Les confidences du Canard sur l’implication U.S. en Géorgie
Habitués à jouer leur rôle de chiens de luxe qui donnent la patte pour qu’on remplisse leur gamelle cinq étoiles, les media occidentaux se sont alors mobilisés afin de faire oublier les origines de cette guerre. Ils ont montré du doigt – d’un doigt passé maître dans l’art d’accuser les autres devant les caméras - cette barbarie russe qui écrase tout sur son passage et méprise la liberté des peuples : ça marche toujours (3). Les télévisions ont filmé des civils géorgiens, des petites gens qui souffraient pour de bon et souffrent encore à l’heure qu’il est. Mais comme toujours, les média ne garderont que les pleurs et le sang. La souffrance ne se filme pas et ceux qui souffrent s’oublient vite. On objectera que des avions cargos militaires et les navires de guerre ont fait depuis quelques jours le plein de palettes humanitaires et qu’ils sont venus les distribuer aux sinistrés. Mais où sont les avions civils ? Et où sont les navires civils ? Perdus dans le Triangle des Bermudes sans doute. Les palettes humanitaires, c’est pour les armées. Les armées d’aujourd’hui, elles avancent couvertes de palettes humanitaires, comme ces généraux d’opérette qu’on voit croulant sous des placards de médailles qui brillent.

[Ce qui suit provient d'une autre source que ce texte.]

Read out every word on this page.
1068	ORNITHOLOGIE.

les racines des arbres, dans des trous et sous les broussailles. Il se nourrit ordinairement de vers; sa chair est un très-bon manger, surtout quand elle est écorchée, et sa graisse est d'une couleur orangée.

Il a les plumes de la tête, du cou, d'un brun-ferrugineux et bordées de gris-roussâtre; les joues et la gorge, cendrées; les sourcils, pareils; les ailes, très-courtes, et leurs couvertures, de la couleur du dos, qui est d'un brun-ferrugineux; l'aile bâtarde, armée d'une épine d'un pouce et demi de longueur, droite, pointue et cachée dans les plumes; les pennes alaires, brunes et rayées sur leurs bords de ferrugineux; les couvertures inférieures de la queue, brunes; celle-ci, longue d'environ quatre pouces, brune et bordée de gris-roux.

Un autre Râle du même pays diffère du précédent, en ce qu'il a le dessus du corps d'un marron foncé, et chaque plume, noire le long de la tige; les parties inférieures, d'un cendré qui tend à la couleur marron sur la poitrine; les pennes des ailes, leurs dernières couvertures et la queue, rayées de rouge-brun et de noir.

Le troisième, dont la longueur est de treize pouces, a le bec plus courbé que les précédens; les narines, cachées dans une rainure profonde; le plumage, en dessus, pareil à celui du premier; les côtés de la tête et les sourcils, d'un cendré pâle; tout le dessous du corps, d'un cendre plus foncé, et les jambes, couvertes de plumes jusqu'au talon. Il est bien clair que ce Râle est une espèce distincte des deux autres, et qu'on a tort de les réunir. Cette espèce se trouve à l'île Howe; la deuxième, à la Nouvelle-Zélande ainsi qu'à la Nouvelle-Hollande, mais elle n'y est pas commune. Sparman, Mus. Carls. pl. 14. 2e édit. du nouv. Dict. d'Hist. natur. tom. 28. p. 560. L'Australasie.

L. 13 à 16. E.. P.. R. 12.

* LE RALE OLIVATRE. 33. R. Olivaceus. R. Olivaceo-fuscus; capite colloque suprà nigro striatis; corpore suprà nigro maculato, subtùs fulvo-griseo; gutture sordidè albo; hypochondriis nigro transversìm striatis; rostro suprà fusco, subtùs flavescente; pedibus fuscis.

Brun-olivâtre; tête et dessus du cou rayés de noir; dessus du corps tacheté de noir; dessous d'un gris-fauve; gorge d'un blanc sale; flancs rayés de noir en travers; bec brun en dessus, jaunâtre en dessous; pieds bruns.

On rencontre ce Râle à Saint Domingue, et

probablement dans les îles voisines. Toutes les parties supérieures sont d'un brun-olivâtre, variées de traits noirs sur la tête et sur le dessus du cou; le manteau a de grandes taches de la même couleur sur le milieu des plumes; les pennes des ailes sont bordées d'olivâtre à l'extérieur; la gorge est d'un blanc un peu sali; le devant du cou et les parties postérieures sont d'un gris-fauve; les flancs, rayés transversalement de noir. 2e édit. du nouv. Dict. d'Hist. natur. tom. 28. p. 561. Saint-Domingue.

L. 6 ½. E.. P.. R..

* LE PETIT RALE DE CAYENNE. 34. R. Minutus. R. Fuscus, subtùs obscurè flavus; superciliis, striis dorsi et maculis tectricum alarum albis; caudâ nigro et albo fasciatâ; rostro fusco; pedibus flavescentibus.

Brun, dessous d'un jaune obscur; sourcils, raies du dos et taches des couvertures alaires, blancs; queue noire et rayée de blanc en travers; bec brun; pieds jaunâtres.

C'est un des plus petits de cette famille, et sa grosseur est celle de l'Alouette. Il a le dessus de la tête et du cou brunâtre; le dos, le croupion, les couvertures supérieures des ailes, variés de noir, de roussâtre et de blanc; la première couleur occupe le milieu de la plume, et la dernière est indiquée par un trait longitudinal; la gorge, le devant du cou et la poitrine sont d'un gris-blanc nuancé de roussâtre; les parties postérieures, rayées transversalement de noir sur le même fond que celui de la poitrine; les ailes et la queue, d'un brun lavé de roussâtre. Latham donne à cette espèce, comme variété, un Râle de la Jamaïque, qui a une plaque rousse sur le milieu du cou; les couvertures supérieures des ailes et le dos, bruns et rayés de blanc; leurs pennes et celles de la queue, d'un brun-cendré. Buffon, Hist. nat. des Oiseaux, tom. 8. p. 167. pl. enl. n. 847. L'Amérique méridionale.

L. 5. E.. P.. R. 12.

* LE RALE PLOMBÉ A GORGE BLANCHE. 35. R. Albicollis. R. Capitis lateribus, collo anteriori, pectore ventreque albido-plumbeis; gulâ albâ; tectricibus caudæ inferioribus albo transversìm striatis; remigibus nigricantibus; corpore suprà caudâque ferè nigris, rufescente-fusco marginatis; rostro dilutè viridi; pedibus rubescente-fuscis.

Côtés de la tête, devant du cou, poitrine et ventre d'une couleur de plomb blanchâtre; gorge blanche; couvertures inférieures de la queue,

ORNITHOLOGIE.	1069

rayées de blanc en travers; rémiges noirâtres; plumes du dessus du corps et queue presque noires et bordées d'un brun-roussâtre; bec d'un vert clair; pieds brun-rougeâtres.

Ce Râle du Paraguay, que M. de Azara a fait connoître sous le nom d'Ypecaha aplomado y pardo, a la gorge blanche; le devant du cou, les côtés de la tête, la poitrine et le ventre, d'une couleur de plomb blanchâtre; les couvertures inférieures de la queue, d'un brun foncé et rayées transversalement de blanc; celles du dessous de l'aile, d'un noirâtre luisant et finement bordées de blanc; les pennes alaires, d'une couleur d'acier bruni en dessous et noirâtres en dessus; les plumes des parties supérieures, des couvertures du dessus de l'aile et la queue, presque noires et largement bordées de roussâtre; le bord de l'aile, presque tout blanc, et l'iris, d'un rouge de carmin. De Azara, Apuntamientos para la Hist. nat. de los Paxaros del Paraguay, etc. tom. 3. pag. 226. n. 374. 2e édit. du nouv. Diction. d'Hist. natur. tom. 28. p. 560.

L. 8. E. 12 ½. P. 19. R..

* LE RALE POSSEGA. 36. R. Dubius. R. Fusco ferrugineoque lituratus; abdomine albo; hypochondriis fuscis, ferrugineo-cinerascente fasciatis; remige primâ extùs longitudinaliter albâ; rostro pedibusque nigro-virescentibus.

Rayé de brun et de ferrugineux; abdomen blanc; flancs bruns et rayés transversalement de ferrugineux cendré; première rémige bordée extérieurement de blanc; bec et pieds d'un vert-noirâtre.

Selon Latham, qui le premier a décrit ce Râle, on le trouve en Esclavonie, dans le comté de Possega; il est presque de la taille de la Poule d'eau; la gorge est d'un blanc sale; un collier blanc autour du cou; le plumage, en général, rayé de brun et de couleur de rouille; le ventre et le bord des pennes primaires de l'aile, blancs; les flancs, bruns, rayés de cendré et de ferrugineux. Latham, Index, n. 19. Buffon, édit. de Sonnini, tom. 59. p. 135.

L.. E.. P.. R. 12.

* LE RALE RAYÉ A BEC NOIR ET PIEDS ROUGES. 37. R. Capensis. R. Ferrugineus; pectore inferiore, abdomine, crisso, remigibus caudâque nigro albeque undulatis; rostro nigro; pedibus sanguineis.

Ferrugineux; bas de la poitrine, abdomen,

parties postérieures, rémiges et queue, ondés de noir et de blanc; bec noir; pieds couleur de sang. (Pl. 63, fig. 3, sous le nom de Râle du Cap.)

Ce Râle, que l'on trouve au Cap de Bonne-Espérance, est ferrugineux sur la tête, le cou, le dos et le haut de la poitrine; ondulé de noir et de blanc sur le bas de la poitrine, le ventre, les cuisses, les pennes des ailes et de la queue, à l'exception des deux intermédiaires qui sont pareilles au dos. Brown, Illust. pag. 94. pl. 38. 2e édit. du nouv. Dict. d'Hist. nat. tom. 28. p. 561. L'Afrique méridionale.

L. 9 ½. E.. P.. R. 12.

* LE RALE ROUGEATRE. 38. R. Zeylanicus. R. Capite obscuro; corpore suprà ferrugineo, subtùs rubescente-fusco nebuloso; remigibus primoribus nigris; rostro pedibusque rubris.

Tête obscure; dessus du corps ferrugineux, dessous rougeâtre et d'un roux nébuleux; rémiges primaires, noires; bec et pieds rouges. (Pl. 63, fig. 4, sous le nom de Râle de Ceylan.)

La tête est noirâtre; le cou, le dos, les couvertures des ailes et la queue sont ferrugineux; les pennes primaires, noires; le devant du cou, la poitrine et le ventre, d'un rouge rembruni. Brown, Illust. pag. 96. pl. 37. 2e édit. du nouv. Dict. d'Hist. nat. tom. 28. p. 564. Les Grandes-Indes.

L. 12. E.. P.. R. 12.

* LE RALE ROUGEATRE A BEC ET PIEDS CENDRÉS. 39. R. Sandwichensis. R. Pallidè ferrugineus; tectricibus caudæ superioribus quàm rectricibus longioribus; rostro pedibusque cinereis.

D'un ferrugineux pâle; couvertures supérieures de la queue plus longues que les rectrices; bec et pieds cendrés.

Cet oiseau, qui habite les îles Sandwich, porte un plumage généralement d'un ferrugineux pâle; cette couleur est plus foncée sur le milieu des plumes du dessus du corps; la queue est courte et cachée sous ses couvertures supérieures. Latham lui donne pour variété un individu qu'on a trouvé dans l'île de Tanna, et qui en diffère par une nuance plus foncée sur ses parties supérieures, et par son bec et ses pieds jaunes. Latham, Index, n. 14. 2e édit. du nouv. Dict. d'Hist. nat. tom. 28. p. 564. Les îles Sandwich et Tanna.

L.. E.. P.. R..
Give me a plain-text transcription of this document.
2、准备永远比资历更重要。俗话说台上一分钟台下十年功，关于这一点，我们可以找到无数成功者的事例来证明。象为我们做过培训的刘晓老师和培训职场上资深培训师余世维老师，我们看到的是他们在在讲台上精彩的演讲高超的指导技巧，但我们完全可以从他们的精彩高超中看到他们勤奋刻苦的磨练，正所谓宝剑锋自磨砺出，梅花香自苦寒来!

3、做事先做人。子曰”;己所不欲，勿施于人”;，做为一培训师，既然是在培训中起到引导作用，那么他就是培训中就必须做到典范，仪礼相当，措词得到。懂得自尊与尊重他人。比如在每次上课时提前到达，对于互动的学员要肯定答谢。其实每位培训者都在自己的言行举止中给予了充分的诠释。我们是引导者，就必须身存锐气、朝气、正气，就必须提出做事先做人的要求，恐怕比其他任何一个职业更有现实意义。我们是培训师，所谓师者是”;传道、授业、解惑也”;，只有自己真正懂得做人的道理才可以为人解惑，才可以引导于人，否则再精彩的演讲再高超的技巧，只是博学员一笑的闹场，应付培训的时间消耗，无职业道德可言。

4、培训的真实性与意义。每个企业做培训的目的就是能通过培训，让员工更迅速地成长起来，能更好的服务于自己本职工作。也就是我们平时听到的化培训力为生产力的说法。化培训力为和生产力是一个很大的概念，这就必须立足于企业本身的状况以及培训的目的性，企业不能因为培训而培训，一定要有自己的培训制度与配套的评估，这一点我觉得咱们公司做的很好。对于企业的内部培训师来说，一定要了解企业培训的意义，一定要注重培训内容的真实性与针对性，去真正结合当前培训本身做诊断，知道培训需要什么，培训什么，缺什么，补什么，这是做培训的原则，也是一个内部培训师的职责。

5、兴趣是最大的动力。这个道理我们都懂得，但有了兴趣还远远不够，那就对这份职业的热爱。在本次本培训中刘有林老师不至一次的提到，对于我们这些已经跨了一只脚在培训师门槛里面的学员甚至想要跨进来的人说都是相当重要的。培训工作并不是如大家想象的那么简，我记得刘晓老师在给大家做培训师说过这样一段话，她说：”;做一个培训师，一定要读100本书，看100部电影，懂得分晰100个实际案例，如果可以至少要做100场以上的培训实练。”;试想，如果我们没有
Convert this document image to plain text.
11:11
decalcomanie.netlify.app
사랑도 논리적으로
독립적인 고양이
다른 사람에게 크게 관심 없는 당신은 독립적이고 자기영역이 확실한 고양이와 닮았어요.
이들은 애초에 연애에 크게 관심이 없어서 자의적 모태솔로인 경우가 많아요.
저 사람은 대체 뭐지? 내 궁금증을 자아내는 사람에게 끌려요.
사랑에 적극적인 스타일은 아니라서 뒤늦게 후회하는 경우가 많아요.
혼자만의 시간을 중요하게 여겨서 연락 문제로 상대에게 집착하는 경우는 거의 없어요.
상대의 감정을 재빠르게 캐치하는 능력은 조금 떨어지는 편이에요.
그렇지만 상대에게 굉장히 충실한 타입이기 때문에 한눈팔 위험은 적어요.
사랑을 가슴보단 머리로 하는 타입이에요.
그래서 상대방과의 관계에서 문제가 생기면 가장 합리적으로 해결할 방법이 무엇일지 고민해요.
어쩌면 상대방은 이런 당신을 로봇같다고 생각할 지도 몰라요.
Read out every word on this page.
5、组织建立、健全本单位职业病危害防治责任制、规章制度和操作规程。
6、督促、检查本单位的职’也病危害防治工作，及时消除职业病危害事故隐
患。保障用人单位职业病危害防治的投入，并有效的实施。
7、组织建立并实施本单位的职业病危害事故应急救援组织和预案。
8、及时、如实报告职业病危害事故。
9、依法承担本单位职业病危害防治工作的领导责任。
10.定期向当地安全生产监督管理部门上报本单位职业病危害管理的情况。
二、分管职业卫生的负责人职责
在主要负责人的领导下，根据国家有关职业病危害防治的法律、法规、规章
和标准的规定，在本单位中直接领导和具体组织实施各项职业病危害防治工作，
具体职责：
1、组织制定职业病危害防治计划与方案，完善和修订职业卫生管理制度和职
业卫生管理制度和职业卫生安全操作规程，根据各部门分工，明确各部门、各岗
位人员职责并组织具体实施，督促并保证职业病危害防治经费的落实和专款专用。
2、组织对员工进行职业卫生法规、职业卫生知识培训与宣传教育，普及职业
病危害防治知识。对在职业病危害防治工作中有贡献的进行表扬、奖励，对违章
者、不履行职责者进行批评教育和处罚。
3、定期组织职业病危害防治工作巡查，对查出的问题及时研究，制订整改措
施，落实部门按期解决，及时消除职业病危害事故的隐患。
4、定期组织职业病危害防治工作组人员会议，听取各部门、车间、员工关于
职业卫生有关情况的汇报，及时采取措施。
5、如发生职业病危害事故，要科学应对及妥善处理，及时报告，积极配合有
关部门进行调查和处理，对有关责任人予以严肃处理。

Mais revenons à la souffrance, restée là-bas, chez les Géorgiens qu’on a filmés et chez les Ossètes invisibles. Trop épaisse, trop charnelle, trop chargée de l’odeur des corps pour remonter dans le câble qui ne boit que du sang abstrait, du sang politique, du sang à messages que sirotent chaque soir des téléspectateurs qui croient tout savoir mais qui ne savent rien, couchés sous les rafales d’une propagande, pardon, d’un marketing, qui leur décoiffe la comprenette, inlassablement. Georges Bernanos a révélé, il y a longtemps, la substance de notre monde, dans cette formule que j’emprunte à ses Ecrits de Combats : « Etre informé de tout et condamné à ne rien comprendre, tel est le sort des imbéciles. »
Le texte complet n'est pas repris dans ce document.